You know that it’s December, but the days are running together so the day doesn’t seem so important anymore.
The kids. Well they’ve all lost their marbles… including you.
Are you still the teacher? Phew okay, check. #stilltheteacher
What’s on the lesson plan for today? Oh. my. word. Sentence diagrams?! In first grade?! No.
You miraculously remember that it’s the afternoon time. No no no. Must. Teach. Something. Else.
A BOOK! You vaguely remember it’s one of those things you read. To the kids. The kids are your students. And you teach the students.
The book. It’s got the pictures. With the words. It’s perfect!
Now this book. This book is perfect to read to your students.
It’s about penguins. It’s silly. And the illustrations are on point. #winner
If you’ve mistakenly forgotten to add this book to your library, you can find the book here*:
After finishing this silly penguin story, identifying objects and characters from the story is the first skill to work on.
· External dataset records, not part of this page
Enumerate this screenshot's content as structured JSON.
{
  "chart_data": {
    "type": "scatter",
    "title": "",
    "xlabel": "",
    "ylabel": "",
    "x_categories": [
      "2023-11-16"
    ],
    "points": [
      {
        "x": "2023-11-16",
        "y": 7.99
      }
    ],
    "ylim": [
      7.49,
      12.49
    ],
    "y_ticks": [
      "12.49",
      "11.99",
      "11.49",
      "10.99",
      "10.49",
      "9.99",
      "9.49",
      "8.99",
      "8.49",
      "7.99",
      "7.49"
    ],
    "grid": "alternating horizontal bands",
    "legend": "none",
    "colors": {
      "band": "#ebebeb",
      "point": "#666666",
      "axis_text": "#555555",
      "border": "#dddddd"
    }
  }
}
It sets the tone for the next activity.
Differentiated and print ready for learning and skill assessment, students practice sequential order and identifying important parts of the story.
Even though sequencing is an important skill, story elements are a skill to focus on too.
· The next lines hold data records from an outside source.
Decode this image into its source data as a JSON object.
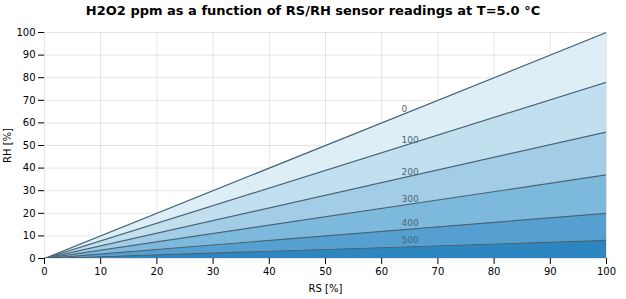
{
  "chart_data": {
    "type": "area",
    "title": "H2O2 ppm as a function of RS/RH sensor readings at T=5.0 °C",
    "xlabel": "RS [%]",
    "ylabel": "RH [%]",
    "x": [
      0,
      100
    ],
    "series": [
      {
        "name": "0",
        "color": "#ddeef7",
        "values": [
          0,
          100
        ]
      },
      {
        "name": "100",
        "color": "#c2dfef",
        "values": [
          0,
          78
        ]
      },
      {
        "name": "200",
        "color": "#a3cce6",
        "values": [
          0,
          56
        ]
      },
      {
        "name": "300",
        "color": "#7db8dd",
        "values": [
          0,
          37
        ]
      },
      {
        "name": "400",
        "color": "#55a0d0",
        "values": [
          0,
          20
        ]
      },
      {
        "name": "500",
        "color": "#2d86c0",
        "values": [
          0,
          8
        ]
      }
    ],
    "color": "#4a6575",
    "xlim": [
      0,
      100
    ],
    "ylim": [
      0,
      100
    ],
    "xticks": [
      0,
      10,
      20,
      30,
      40,
      50,
      60,
      70,
      80,
      90,
      100
    ],
    "yticks": [
      0,
      10,
      20,
      30,
      40,
      50,
      60,
      70,
      80,
      90,
      100
    ],
    "grid": true
  }
}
By using this sorting pocket chart, an activity that is already differentiated, students can independently sort pictures and descriptors to describe each key story element from Tacky’s Christmas.
It can easily be a stand-alone literacy center that students cut and sort or Velcro to answer.
To keep parents involved in what their child is learning at school, the last activity is this fun, Tacky baggie.
Students will color in the baggie cover and the cards. Before the Tacky baggie gets put in a backpack, students put the cards in sequential order and can write the event number on the back.
Parents appreciate the numbers on the back because it helps start and continue a home conversation about what the child learned today at school and about the book.